いきなり攻撃され、私たちは戦闘態勢を整える。
こういう不意打ちは初めて受けた。
「ユメミ大丈夫!?」
「問題ありません」
「来るべ!」
牛は勢いよく再び私目掛けて突進。
目で追えない速さで私に再び突っ込んでくる。
私はまた防御態勢を取った。
「速いッ!」
吹き飛ばされ、岩に背中をぶつける。
この2回攻撃で私はすでに瀕死になっていた。目で追えないぐらい速い。
こいつは一体なんなんだ?
「チッ……狙いはまた私みたいですね」
3連続私……。
もしかしてこいつは一度狙ったら殺すまで狙い続ける感じか? となると次躱してもまた私を狙うだろうな。
だがどうしろというのだ。この速さに私はまだ適応できていない。
「地球割り」
スチルがハンマーを強く叩きつけた。
牛は怯まない。
「チッ、狙いは変えられん……。ユメミ、何とかして躱すしかない!」
「わかってますよ! 1、2の……3!」
牛が突進、私は高くジャンプ。
「よし!」
私は着地を決めた。
突進攻撃しかないようだ。タイミングは今のでなんとなく掴めた。
なんとなくコツを掴めればこっちのもの。敵のヘイトが私に向いてるならやりやすい。
私は再び岩の方へ移動する。
牛はあいも変わらず私の方へ狙いを定めている。
走り出したら急に止まることは出来ないんだろう。
「スチルさん、シュカさん、ラーさん。攻撃の準備を」
「え?」
「いきますよ、3、2、1」
私は攻撃をかわした。
そして、牛が私の背後にあった岩に頭をぶつけ、クラクラと目を回す。
岩があっても止まることはできないんだろう。岩に頭をぶつけ脳震盪を起こした。
「すげー!」
「え、えと! ファイアーボール!」
「ギガインパクト」
「急襲」
私たちの攻撃が牛に当たる。
攻撃力はあるが体力はそんな高くなかったようで、牛はすぐに倒れて消えてしまったのだった。
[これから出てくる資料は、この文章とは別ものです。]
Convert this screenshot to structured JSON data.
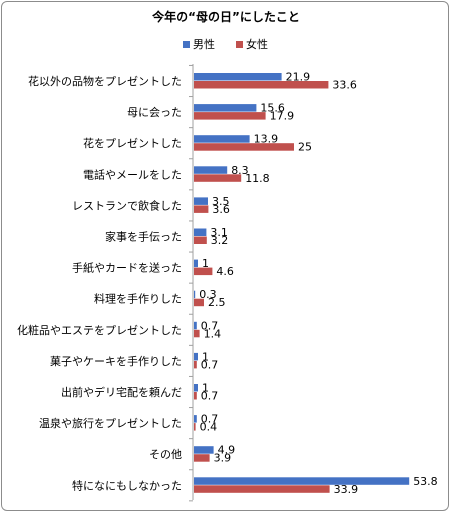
{
  "chart_data": {
    "type": "bar",
    "orientation": "horizontal",
    "title": "今年の“母の日”にしたこと",
    "legend_position": "top-right",
    "colors": {
      "male": "#4472C4",
      "female": "#C0504D"
    },
    "categories": [
      "花以外の品物をプレゼントした",
      "母に会った",
      "花をプレゼントした",
      "電話やメールをした",
      "レストランで飲食した",
      "家事を手伝った",
      "手紙やカードを送った",
      "料理を手作りした",
      "化粧品やエステをプレゼントした",
      "菓子やケーキを手作りした",
      "出前やデリ宅配を頼んだ",
      "温泉や旅行をプレゼントした",
      "その他",
      "特になにもしなかった"
    ],
    "series": [
      {
        "name": "男性",
        "values": [
          21.9,
          15.6,
          13.9,
          8.3,
          3.5,
          3.1,
          1,
          0.3,
          0.7,
          1,
          1,
          0.7,
          4.9,
          53.8
        ]
      },
      {
        "name": "女性",
        "values": [
          33.6,
          17.9,
          25,
          11.8,
          3.6,
          3.2,
          4.6,
          2.5,
          1.4,
          0.7,
          0.7,
          0.4,
          3.9,
          33.9
        ]
      }
    ],
    "xlim": [
      0,
      60
    ]
  }
}
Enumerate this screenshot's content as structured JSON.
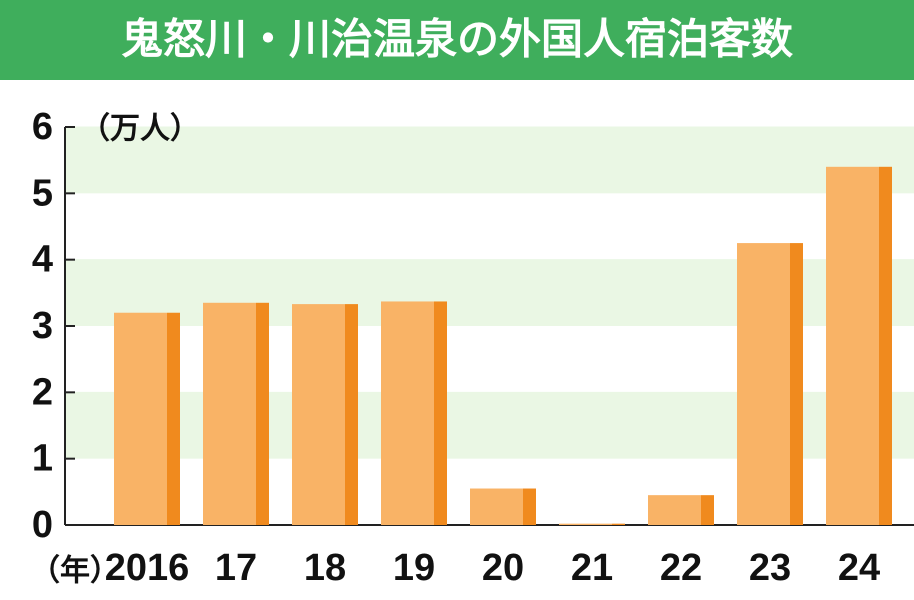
{
  "chart_data": {
    "type": "bar",
    "title": "鬼怒川・川治温泉の外国人宿泊客数",
    "y_label": "（万人）",
    "x_label": "（年）",
    "categories": [
      "2016",
      "17",
      "18",
      "19",
      "20",
      "21",
      "22",
      "23",
      "24"
    ],
    "values": [
      3.2,
      3.35,
      3.33,
      3.37,
      0.55,
      0.02,
      0.45,
      4.25,
      5.4
    ],
    "color": "#f9b366",
    "edge_color": "#f08a1e",
    "title_color": "#3fae5c",
    "stripe_color": "#eaf7e4",
    "ylim": [
      0,
      6
    ],
    "yticks": [
      0,
      1,
      2,
      3,
      4,
      5,
      6
    ],
    "grid": true
  }
}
経験値が私たちに入ってくる。あまり美味しい魔物ではなかったらしく、レベルアップとまではいかなかった。
「おしまいですね」
「なんだったんだこれは」
牛の魔物を倒し、私たちは先へ進むことにした。
体力が残り少ないが、まぁなんとかなるだろう。
「ユメミ、大丈夫? 回復いる?」
「いりませんよ。このまま死にかけでやった方が面白いでしょう」
「そう?」
忘却の森。
予想以上に手強いダンジョンだ。こういうのとても大好きである。